Art hesitated. What Ed said seemed to make sense, even though he was, in his wife’s words, a drunken Irish sot, and in his best friend Joe’s words, as witless and confused as a freshly fucked owl.

“We can’t just ignore this house, Ed. Either Seth, or Oliver Guest, or both of them, will be here at some point.”

“We don’t ignore it. We come here every day — twice a day — and we do what we just did. You inspect it, with plenty of firepower as backup. Your friend and Dr. Guest may be tough customers, and they may get nasty; but I doubt they win many arguments with bullets.”

It was logical, and Art could suggest nothing better. But it felt wrong. Ed didn’t know Seth, and to all of them here at Catoctin Mountain, Oliver Guest was little more than a name and an unpleasant legend.

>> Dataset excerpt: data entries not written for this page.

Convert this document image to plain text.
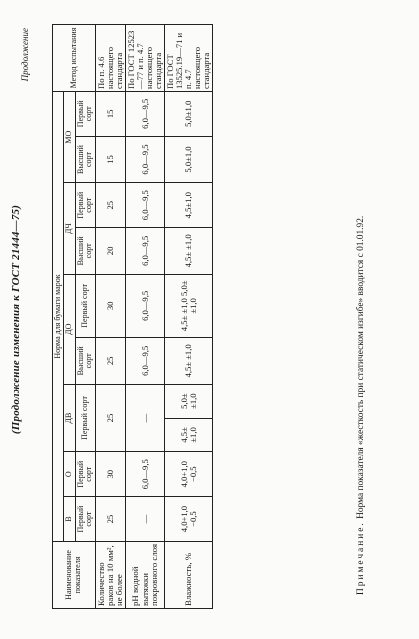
(Продолжение изменения к ГОСТ 21444—75)
Продолжение
Наименование показателя	Норма для бумаги марок										Метод испытания
	В	О	ДВ		ДО		ДЧ		МО		
	Первый сорт	Первый сорт	Первый сорт		Высший сорт	Первый сорт	Высший сорт	Первый сорт	Высший сорт	Первый сорт	
Количество раков на 10 мм², не более	25	30	25		25	30	20	25	15	15	По п. 4.6 настоящего стандарта
pH водной вытяжки покровного слоя	—	6,0—9,5	—		6,0—9,5	6,0—9,5	6,0—9,5	6,0—9,5	6,0—9,5	6,0—9,5	По ГОСТ 12523—77 и п. 4.7 настоящего стандарта
Влажность, %	4,0+1,0 −0,5	4,0+1,0 −0,5	4,5± ±1,0	5,0± ±1,0	4,5± ±1,0	4,5± ±1,0 5,0± ±1,0	4,5± ±1,0	4,5±1,0	5,0±1,0	5,0±1,0	По ГОСТ 13525.19—71 и п. 4.7 настоящего стандарта
Примечание. Норма показателя «жесткость при статическом изгибе» вводится с 01.01.92.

The sense of uneasiness lasted while he cleaned mud from the floor, carefully closed the front door, and walked with the other two back toward Ed’s house. The strong gusts of morning wind had ended. The afternoon had become hot and leaden, depressing Art’s spirits and dulling his mind.

He comforted himself with the knowledge that no matter what happened, Dana and his friends could not be harmed.